Matheson is the name of a U.S. political family in Utah, United States.

==Members==

- Scott Milne Matheson, Sr. (1897-1958), U.S. Attorney of Utah. Father of Scott M. Matheson.
- Scott M. Matheson (January 8, 1929 - October 7, 1990), Governor of Utah from 1977 to 1985. Democrat. Chair of the Democratic National Policy Commission. Son of Scott M. Matheson, Sr. Cousin to Marion G. Romney. His grandmother Maria Luella Redd sister Teressa Artemisa Redd was a mother of Marion G. Romney.
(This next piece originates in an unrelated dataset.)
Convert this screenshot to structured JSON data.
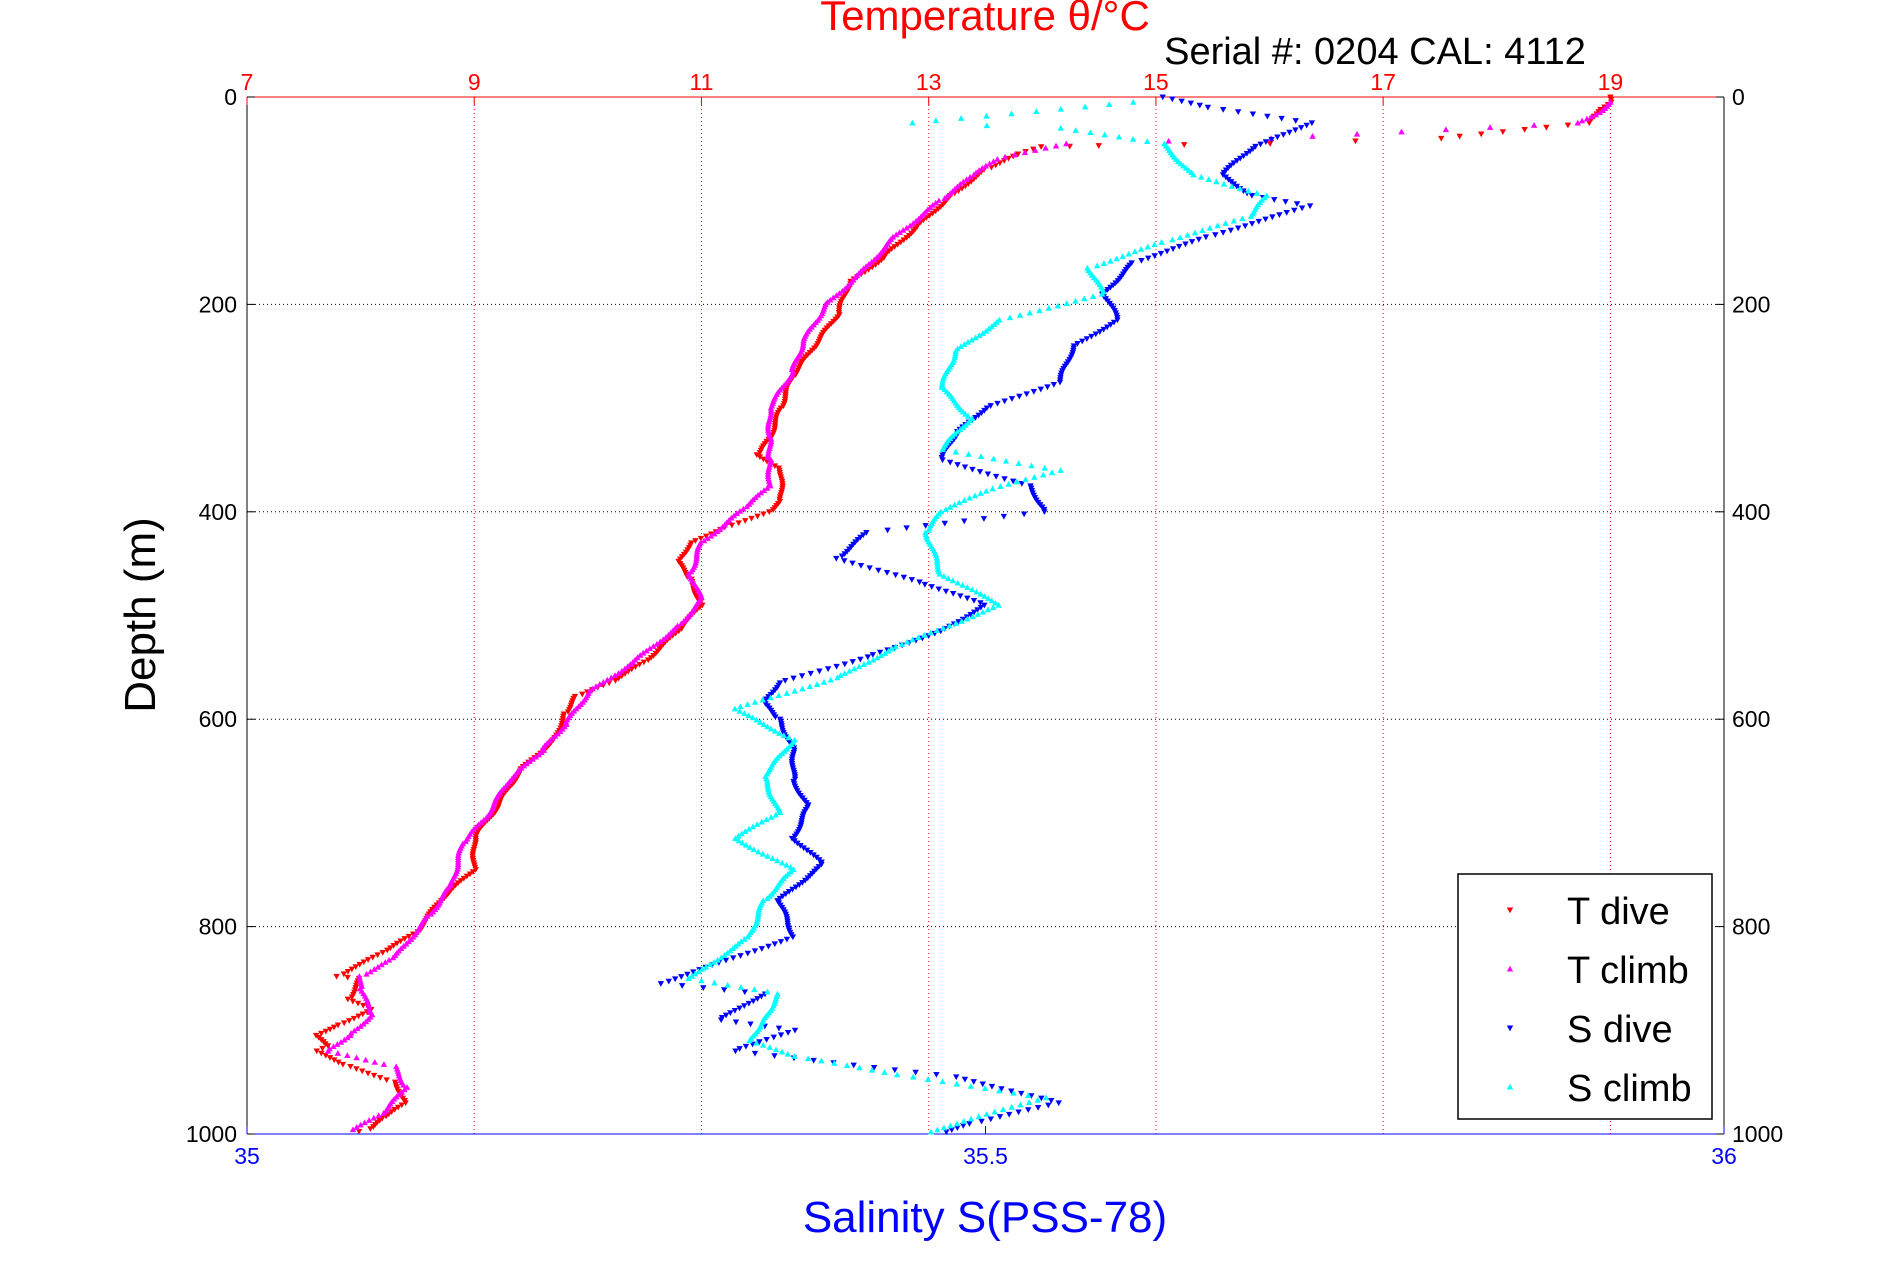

- Scott Matheson, Jr. (born 1953), U.S. Attorney for the District of Utah from 1993 to 1997. He was the Democratic candidate for governor of Utah in 2004. Son of Governor Scott M. Matheson and the elder brother of Congressman Jim Matheson. Cousin of Marion G. Romney. Appointed to the 10th Circuit Court of Appeals by Obama.
- Jim Matheson (born March 21, 1960), Member of the United States House of Representatives, representing Utah's 2nd congressional district from 2001 to 2013, and Utah's 4th congressional district from 2013 to 2015. Democrat. Son of Governor Scott M. Matheson. Cousin of Marion G. Romney.